Much like a human, QuickType doesn’t take well to having little direction. After a while, it just tends to walk in circles.

Apple’s latest mobile operating system, iOS 8, includes a new feature called QuickType. According to Apple, “As you type, you’ll see choices of words or phrases you’d probably type next, based on your past conversations and writing style.”

Since my phone is my closest confidante and privy to so much of my life, I was both excited and terrified to see what it thought of me and my “past conversations and writing style.” I followed every single QuickType suggestion I got. From the very beginning.

Opening up my iMessage conversation with my best friend, I started choosing the first suggestion for every word. Here is the result:

I love you so much fun and addicting but I don’t know what to do with the same time I try to get a new one is the best thing ever is when you have to be a good day to be a good time to get a good day to be a good time….

So, I’m loving, obsessive, confused, and excitable … not to risk sounding like a Taylor Swift song.
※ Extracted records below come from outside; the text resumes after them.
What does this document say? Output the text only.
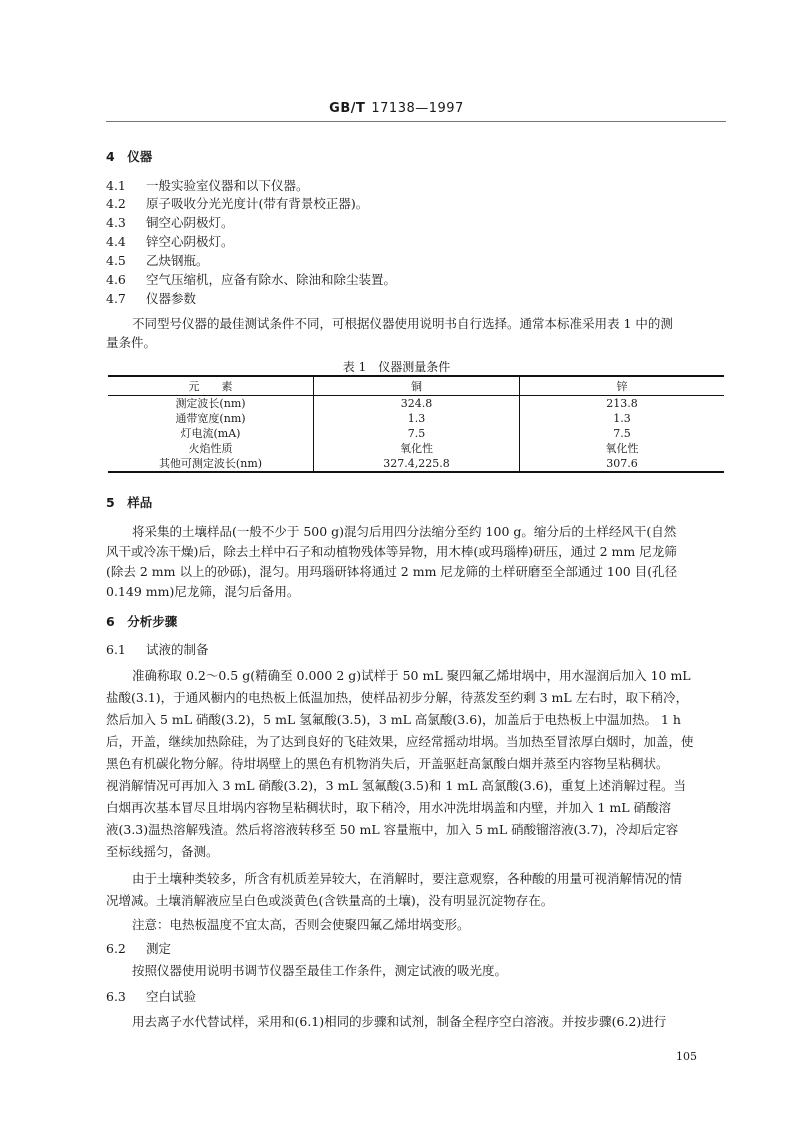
GB/T 17138—1997
4　仪器
4.1 一般实验室仪器和以下仪器。
4.2 原子吸收分光光度计(带有背景校正器)。
4.3 铜空心阴极灯。
4.4 锌空心阴极灯。
4.5 乙炔钢瓶。
4.6 空气压缩机，应备有除水、除油和除尘装置。
4.7 仪器参数
不同型号仪器的最佳测试条件不同，可根据仪器使用说明书自行选择。通常本标准采用表 1 中的测
量条件。
表 1　仪器测量条件
元　　素	铜	锌
测定波长(nm)	324.8	213.8
通带宽度(nm)	1.3	1.3
灯电流(mA)	7.5	7.5
火焰性质	氧化性	氧化性
其他可测定波长(nm)	327.4,225.8	307.6
5　样品
将采集的土壤样品(一般不少于 500 g)混匀后用四分法缩分至约 100 g。缩分后的土样经风干(自然
风干或冷冻干燥)后，除去土样中石子和动植物残体等异物，用木棒(或玛瑙棒)研压，通过 2 mm 尼龙筛
(除去 2 mm 以上的砂砾)，混匀。用玛瑙研钵将通过 2 mm 尼龙筛的土样研磨至全部通过 100 目(孔径
0.149 mm)尼龙筛，混匀后备用。
6　分析步骤
6.1 试液的制备
准确称取 0.2～0.5 g(精确至 0.000 2 g)试样于 50 mL 聚四氟乙烯坩埚中，用水湿润后加入 10 mL
盐酸(3.1)，于通风橱内的电热板上低温加热，使样品初步分解，待蒸发至约剩 3 mL 左右时，取下稍冷，
然后加入 5 mL 硝酸(3.2)，5 mL 氢氟酸(3.5)，3 mL 高氯酸(3.6)，加盖后于电热板上中温加热。 1 h
后，开盖，继续加热除硅，为了达到良好的飞硅效果，应经常摇动坩埚。当加热至冒浓厚白烟时，加盖，使
黑色有机碳化物分解。待坩埚壁上的黑色有机物消失后，开盖驱赶高氯酸白烟并蒸至内容物呈粘稠状。
视消解情况可再加入 3 mL 硝酸(3.2)，3 mL 氢氟酸(3.5)和 1 mL 高氯酸(3.6)，重复上述消解过程。当
白烟再次基本冒尽且坩埚内容物呈粘稠状时，取下稍冷，用水冲洗坩埚盖和内壁，并加入 1 mL 硝酸溶
液(3.3)温热溶解残渣。然后将溶液转移至 50 mL 容量瓶中，加入 5 mL 硝酸镏溶液(3.7)，冷却后定容
至标线摇匀，备测。
由于土壤种类较多，所含有机质差异较大，在消解时，要注意观察，各种酸的用量可视消解情况的情
况增减。土壤消解液应呈白色或淡黄色(含铁量高的土壤)，没有明显沉淀物存在。
注意：电热板温度不宜太高，否则会使聚四氟乙烯坩埚变形。
6.2 测定
按照仪器使用说明书调节仪器至最佳工作条件，测定试液的吸光度。
6.3 空白试验
用去离子水代替试样，采用和(6.1)相同的步骤和试剂，制备全程序空白溶液。并按步骤(6.2)进行
105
The last part repeats indefinitely. My iPhone seemed to expect that I’d talk about good days and good times until the end of eternity. Next, I started with a common word that I use in many of my text messages:

So I can get a new one is the best thing ever is when I was just a little bit of a new one is the best thing ever is when I was just a little bit of a new one is the best thing ever….

This, again, continued indefinitely. Lastly, I tried starting with the word “you”:

You can do it for the first time in the first time I see you in the first time in the first half of the first time in the first time….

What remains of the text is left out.